Inspirado nos Fundos de Investimento Imobiliário (Lei 8.668/93), o PL 5.191/20 teve seu texto-base aprovado na quarta-feira, 10 de fevereiro, no Senado Federal, estabelecendo as bases de um veículo de investimento que poderá servir como alternativa ao financiamento e investimento do setor agropecuário: o Fundo de Investimento para o Setor Agropecuário. A partir do FIAGRO ter-se-á a aproximação deste pujante setor da economia brasileira ao Mercado de Capitais. A tramitação do PL, após aprovação do texto-base do no Senado, terá agora a análise dos destaques, com boas expectativas de aprovação sem grandes modificações estruturais.

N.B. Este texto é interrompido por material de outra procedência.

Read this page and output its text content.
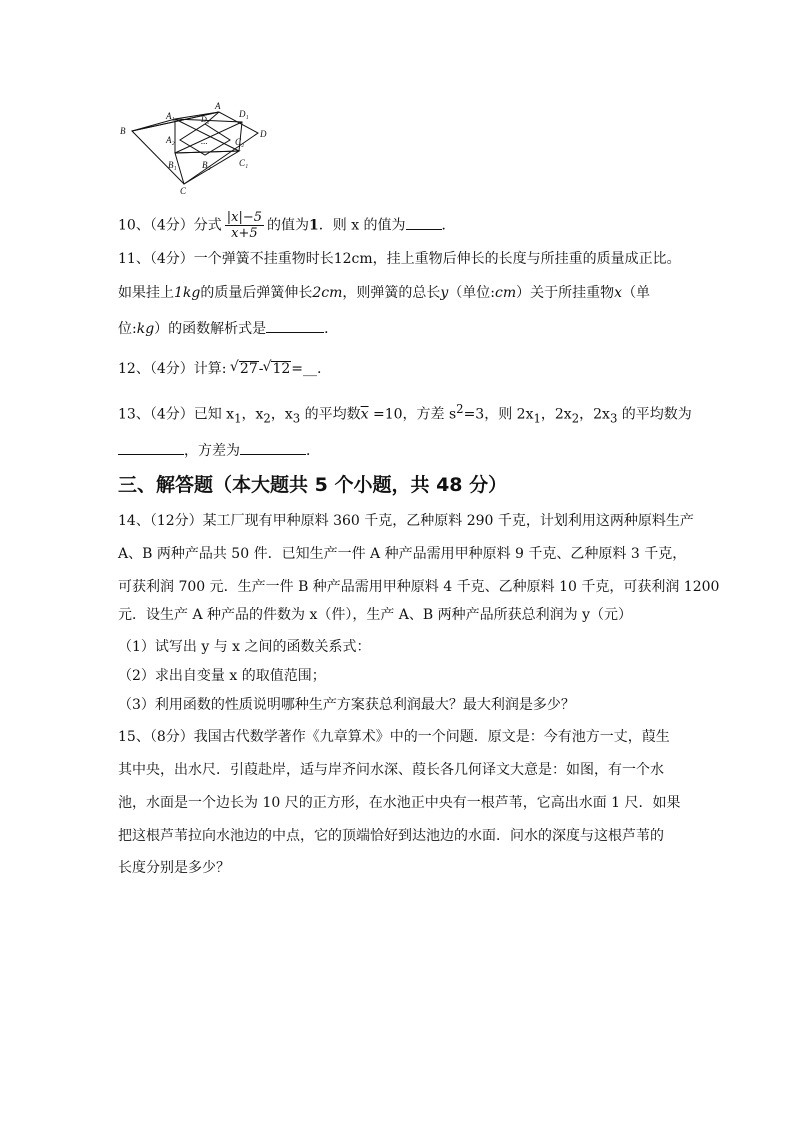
A
D₁
D
B
A₁
A₂
D₂
C₂
C₁
B₁	B₂
C
...
10、（4分）分式 $\frac{|x|-5}{x+5}$ 的值为1．则 x 的值为	．
11、（4分）一个弹簧不挂重物时长12cm，挂上重物后伸长的长度与所挂重的质量成正比。
如果挂上1kg的质量后弹簧伸长2cm，则弹簧的总长y（单位:cm）关于所挂重物x（单
位:kg）的函数解析式是	．
12、（4分）计算: √ 27- √ 12=__.
13、（4分）已知 $x_1$，$x_2$，$x_3$ 的平均数$\overline{x} =10$，方差 $s^2=3$，则 $2x_1$，$2x_2$，$2x_3$ 的平均数为
，方差为	．
三、解答题（本大题共 5 个小题，共 48 分）
14、（12分）某工厂现有甲种原料 360 千克，乙种原料 290 千克，计划利用这两种原料生产
A、B 两种产品共 50 件．已知生产一件 A 种产品需用甲种原料 9 千克、乙种原料 3 千克，
可获利润 700 元．生产一件 B 种产品需用甲种原料 4 千克、乙种原料 10 千克，可获利润 1200
元．设生产 A 种产品的件数为 x（件），生产 A、B 两种产品所获总利润为 y（元）
（1）试写出 y 与 x 之间的函数关系式：
（2）求出自变量 x 的取值范围；
（3）利用函数的性质说明哪种生产方案获总利润最大？最大利润是多少？
15、（8分）我国古代数学著作《九章算术》中的一个问题．原文是：今有池方一丈，葭生
其中央，出水尺．引葭赴岸，适与岸齐问水深、葭长各几何译文大意是：如图，有一个水
池，水面是一个边长为 10 尺的正方形，在水池正中央有一根芦苇，它高出水面 1 尺．如果
把这根芦苇拉向水池边的中点，它的顶端恰好到达池边的水面．问水的深度与这根芦苇的
长度分别是多少？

A atual redação prevê a possibilidade de que as carteiras dos FIAGRO possuam imóveis rurais, ativos financeiros (como CPRs) e certificados de recebíveis do agronegócio (CRAs), participações em empresas do setor rural e cotas de outros fundos que tenham carteira ativos majoritariamente relacionados ao agronegócio. A alternativa cria um veículo importante para a captação de recursos junto à poupança externa, visto que o capital estrangeiro atualmente tem acesso dificultado para aquisição de propriedades rurais (conforme Lei 5.709/71), sendo estendida às pessoas jurídicas brasileiras com maioria do capital social detida por estrangeiros, pessoas físicas residentes no exterior ou jurídicas com sede no exterior, as mesmas restrições impostas às pessoas jurídicas estrangeiras, criando restrições a outros setores, como saúde e mineração (Parecer LA-01 de 2020 da AGU).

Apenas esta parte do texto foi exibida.